Lawmakers complain that only 700 million dollars have been given to ports authorities since 9/11 compared to 20 billion for airline security. Aaron Ellis, spokesperson for the American Association of Ports Authorities says ports are consistently under-funded.

"You get what essentially is a trade off, how much do we invest in security versus how much to we invest in our port so we can handle the trade."

But Texas Republican Congressman Mike McCaul says while he'd like to see more funding nationwide, Houston got 14 million dollars in last year's port security grant - the most of any port in the nation. McCaul says he pushed for the port to get the additional funds.

"Obviously we want the funding to go more to a risk based funding so that ports like the Houston port where the real threats are can be adequately addressed."

As a result, in 2005, the Department of Homeland Security severely cut the number of ports receiving funding, instead focusing most of the money on ports deemed at the greatest risk of being attacked.
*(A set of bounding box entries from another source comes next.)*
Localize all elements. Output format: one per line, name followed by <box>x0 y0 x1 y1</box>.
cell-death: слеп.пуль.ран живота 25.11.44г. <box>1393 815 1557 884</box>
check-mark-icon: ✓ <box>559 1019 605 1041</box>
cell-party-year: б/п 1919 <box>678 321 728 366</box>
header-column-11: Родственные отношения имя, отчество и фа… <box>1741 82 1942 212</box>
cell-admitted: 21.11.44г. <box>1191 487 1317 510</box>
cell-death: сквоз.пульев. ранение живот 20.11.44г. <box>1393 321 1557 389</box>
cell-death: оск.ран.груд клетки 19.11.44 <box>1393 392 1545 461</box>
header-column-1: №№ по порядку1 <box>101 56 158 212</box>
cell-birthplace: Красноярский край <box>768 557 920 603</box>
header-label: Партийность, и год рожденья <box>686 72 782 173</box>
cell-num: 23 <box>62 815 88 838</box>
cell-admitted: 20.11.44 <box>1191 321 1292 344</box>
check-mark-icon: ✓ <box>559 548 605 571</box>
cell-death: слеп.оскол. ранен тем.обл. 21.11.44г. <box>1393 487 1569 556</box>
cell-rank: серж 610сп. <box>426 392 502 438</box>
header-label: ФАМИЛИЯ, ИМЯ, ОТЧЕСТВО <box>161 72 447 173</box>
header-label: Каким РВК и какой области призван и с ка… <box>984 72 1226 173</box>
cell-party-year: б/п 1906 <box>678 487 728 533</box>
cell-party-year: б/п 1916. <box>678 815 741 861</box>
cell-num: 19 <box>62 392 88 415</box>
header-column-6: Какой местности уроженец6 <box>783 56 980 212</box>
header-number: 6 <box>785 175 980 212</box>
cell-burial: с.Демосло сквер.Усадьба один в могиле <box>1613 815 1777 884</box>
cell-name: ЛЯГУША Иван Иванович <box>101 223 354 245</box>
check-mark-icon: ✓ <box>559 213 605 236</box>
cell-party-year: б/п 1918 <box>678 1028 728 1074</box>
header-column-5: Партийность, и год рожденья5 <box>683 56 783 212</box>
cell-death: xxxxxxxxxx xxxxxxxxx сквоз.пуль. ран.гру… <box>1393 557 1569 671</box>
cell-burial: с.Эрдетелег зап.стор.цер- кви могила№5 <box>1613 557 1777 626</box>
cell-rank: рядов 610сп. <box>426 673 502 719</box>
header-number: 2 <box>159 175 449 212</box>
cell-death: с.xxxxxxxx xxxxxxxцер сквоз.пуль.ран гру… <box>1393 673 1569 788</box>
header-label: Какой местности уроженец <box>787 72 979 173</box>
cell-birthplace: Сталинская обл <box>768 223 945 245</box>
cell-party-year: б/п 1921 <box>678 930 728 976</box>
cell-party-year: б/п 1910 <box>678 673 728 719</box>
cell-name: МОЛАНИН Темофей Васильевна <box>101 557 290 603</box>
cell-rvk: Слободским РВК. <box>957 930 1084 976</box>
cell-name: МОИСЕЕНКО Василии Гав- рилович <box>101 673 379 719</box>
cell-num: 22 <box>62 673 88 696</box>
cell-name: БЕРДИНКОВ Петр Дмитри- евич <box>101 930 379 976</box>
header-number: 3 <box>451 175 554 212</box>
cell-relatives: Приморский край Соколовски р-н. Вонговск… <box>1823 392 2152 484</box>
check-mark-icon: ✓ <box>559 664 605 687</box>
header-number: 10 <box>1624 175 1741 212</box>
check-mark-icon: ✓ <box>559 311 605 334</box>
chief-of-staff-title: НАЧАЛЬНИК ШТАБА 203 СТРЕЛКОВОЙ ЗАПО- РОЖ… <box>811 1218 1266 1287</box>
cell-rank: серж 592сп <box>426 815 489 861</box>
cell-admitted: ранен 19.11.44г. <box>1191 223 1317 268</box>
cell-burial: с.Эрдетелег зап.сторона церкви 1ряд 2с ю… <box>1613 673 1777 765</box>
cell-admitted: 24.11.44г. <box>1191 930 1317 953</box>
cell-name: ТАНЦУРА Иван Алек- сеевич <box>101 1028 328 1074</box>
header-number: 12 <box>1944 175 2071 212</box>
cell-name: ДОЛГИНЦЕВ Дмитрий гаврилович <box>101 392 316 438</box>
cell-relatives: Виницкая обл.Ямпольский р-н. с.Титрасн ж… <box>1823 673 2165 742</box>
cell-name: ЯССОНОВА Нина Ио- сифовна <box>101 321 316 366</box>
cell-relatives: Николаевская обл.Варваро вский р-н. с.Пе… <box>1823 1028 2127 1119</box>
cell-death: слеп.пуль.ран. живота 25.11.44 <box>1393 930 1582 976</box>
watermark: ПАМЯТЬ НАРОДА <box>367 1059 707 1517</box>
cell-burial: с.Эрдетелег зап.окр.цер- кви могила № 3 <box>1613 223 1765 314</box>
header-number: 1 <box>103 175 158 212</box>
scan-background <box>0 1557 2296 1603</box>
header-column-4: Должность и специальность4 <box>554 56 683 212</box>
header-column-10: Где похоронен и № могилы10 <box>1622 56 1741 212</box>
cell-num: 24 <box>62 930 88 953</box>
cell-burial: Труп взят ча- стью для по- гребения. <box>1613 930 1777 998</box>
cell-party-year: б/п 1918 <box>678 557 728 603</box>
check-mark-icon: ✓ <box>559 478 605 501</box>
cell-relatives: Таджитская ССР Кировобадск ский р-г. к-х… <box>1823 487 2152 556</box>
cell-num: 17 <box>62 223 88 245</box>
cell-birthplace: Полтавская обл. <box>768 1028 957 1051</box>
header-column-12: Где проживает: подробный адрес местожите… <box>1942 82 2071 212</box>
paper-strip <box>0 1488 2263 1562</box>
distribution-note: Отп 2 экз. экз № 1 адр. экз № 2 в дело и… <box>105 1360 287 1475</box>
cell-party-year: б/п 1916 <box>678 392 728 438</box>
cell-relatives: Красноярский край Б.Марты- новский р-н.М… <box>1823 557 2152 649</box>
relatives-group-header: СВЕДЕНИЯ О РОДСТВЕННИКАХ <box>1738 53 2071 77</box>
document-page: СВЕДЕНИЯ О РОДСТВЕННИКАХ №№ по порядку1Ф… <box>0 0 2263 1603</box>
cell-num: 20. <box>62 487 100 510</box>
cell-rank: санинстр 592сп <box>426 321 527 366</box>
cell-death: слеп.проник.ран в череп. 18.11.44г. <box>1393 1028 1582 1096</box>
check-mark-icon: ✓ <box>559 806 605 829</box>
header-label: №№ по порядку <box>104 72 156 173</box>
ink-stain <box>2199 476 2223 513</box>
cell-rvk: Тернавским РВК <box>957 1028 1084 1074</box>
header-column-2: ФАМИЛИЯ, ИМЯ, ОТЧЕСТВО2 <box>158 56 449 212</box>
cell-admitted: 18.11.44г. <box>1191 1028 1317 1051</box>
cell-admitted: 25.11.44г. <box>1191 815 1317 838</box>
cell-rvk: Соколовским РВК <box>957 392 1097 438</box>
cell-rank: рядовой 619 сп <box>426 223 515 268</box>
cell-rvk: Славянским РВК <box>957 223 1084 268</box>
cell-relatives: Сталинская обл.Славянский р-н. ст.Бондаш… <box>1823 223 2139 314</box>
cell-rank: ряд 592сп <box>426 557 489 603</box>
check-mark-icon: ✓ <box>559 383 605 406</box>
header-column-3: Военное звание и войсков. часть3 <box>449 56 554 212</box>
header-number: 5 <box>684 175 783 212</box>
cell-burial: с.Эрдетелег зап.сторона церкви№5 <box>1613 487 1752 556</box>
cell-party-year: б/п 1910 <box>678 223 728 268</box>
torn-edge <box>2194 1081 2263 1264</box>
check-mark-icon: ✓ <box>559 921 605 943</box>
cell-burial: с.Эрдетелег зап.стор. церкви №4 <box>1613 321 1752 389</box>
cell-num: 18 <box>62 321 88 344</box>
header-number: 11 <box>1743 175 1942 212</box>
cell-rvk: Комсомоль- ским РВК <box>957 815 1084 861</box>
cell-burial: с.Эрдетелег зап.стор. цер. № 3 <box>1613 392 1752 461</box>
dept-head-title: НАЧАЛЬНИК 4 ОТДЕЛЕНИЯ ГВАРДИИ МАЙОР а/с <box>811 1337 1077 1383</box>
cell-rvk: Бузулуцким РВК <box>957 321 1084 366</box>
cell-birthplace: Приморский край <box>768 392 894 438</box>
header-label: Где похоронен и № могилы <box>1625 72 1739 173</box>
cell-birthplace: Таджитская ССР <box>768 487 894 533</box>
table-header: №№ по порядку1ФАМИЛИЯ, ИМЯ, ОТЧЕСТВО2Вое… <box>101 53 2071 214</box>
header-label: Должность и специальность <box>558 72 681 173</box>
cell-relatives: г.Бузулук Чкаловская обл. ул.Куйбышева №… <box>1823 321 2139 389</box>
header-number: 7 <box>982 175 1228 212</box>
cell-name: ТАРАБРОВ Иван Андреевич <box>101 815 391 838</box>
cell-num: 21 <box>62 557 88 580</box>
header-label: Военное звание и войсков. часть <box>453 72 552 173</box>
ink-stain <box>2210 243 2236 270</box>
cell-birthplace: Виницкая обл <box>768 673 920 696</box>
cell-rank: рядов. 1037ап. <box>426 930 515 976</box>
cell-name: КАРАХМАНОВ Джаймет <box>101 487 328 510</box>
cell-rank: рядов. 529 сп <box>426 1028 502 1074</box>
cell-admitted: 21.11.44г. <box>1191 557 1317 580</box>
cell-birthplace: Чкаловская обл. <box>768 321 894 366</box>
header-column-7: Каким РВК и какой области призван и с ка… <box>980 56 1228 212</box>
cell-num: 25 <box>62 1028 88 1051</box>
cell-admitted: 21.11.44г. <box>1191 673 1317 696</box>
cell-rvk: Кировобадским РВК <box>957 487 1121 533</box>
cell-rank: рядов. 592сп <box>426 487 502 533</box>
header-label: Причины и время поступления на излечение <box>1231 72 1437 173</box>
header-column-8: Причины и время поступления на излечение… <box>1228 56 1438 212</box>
And that's Houston. It receives more foreign cargo than any other American port. Houston Democrat Gene Green says the petrochemical complexes pose a unique challenge.

"We have to always be on our guard to protect both protect from the water side but also from the land side."

The Port Authority says while they don't get direct funding from oil companies, they do cooperate. Even before 9/11 they worked closely responding to hurricanes and since then the cooperation has expanded to emergency response, port surveillance and cargo scanning. McCaul says newly installed scanners will help the port better manage its dual roles.

"You always have to balance the flow of commerce with national security and that's going to help speed things up."

The President proposes spending a total of $175 million in port security funding. But given the new attention to port security and the Dubai deal - the final amount may increase. For Houston Public Radio, I'm Laura Strickler on Capitol Hill.